A senior White House official said that the personal chemistry of Reagan and Gorbachev is valuable, even in the hard-edged world of superpower negotiations. In this view, the sort of warm personal relationship portrayed by both Fitzwater and Soviet Foreign Ministry spokesman Gennady I. Gerasimov can ease tensions even as the two explore contentious issues.
"They have a very comfortable relationship with each other on a personal basis that allows them to be tough in a policy and political basis," the White House official said, speaking on the condition that he not be identified.

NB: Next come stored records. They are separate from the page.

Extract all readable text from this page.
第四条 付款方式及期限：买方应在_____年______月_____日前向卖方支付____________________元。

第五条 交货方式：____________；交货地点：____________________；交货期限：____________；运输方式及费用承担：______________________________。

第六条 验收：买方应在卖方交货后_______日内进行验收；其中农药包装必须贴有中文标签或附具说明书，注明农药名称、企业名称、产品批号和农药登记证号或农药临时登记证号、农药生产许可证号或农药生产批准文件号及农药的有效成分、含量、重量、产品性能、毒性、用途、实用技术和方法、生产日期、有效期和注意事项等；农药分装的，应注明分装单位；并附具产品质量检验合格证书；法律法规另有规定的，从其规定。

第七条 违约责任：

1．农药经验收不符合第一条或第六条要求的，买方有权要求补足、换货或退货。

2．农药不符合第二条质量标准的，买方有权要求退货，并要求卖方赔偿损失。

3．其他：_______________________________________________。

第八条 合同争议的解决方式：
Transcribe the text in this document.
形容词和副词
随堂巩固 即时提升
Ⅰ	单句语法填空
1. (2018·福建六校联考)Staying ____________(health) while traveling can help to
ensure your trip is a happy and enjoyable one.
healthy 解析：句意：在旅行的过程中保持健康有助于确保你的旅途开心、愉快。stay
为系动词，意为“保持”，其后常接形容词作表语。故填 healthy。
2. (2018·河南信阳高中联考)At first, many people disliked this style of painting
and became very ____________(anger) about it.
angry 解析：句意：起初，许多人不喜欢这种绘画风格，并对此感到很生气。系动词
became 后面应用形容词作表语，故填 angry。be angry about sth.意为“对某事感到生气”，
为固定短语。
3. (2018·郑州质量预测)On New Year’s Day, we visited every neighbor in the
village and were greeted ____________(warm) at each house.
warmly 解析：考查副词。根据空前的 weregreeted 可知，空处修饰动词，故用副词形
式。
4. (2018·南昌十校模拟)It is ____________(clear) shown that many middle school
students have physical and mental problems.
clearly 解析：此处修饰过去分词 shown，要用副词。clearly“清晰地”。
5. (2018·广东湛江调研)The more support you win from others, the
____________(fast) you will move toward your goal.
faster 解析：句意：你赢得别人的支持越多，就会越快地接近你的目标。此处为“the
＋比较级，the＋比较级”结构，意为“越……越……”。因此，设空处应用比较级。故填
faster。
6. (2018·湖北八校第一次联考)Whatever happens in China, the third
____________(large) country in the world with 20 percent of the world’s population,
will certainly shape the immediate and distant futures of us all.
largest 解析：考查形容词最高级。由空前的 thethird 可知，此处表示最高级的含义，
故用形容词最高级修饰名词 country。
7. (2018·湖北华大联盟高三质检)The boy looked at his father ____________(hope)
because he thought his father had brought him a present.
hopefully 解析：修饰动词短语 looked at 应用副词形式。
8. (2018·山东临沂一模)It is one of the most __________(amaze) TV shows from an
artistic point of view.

Marshall Shulman, a professor emeritus of international relations at Columbia University and a former special State Department adviser on Soviet affairs during the Carter Administration, said such personal relationships matter in superpower diplomacy, "particularly with these two men."
Doesn't Fit Stereotype
"Each has a rather personal style of policy-making," he said. "Especially with the President, a great deal depends on his personal estimate of the man."
The personal rapport that appears to have been established, he said, demonstrates that "Gorbachev doesn't fit the President's earlier stereotype of Soviet leaders. What seems to have struck him in Gorbachev is a new-style Soviet leader. That impression is a positive factor in the negotiations."
Referring to the Reykjavik summit and the Geneva summit 11 months earlier, Shulman said Gorbachev "clearly has learned the lesson of earlier experiences."
According to Shulman, the two "set each other off--they both got a little combative" in Geneva. But even at the time, Administration officials said that that summit allowed the leaders to break the ice of a five-year freeze in U.S.-Soviet relations and begin to establish a personal relationship.
But much of that progress was washed away in the flood of bad feelings that resulted when Gorbachev pressed Reagan to accept limits on the Strategic Defense Initiative in Reykjavik and the President refused.
"Now, they've learned what to press and what not to press," Shulman said.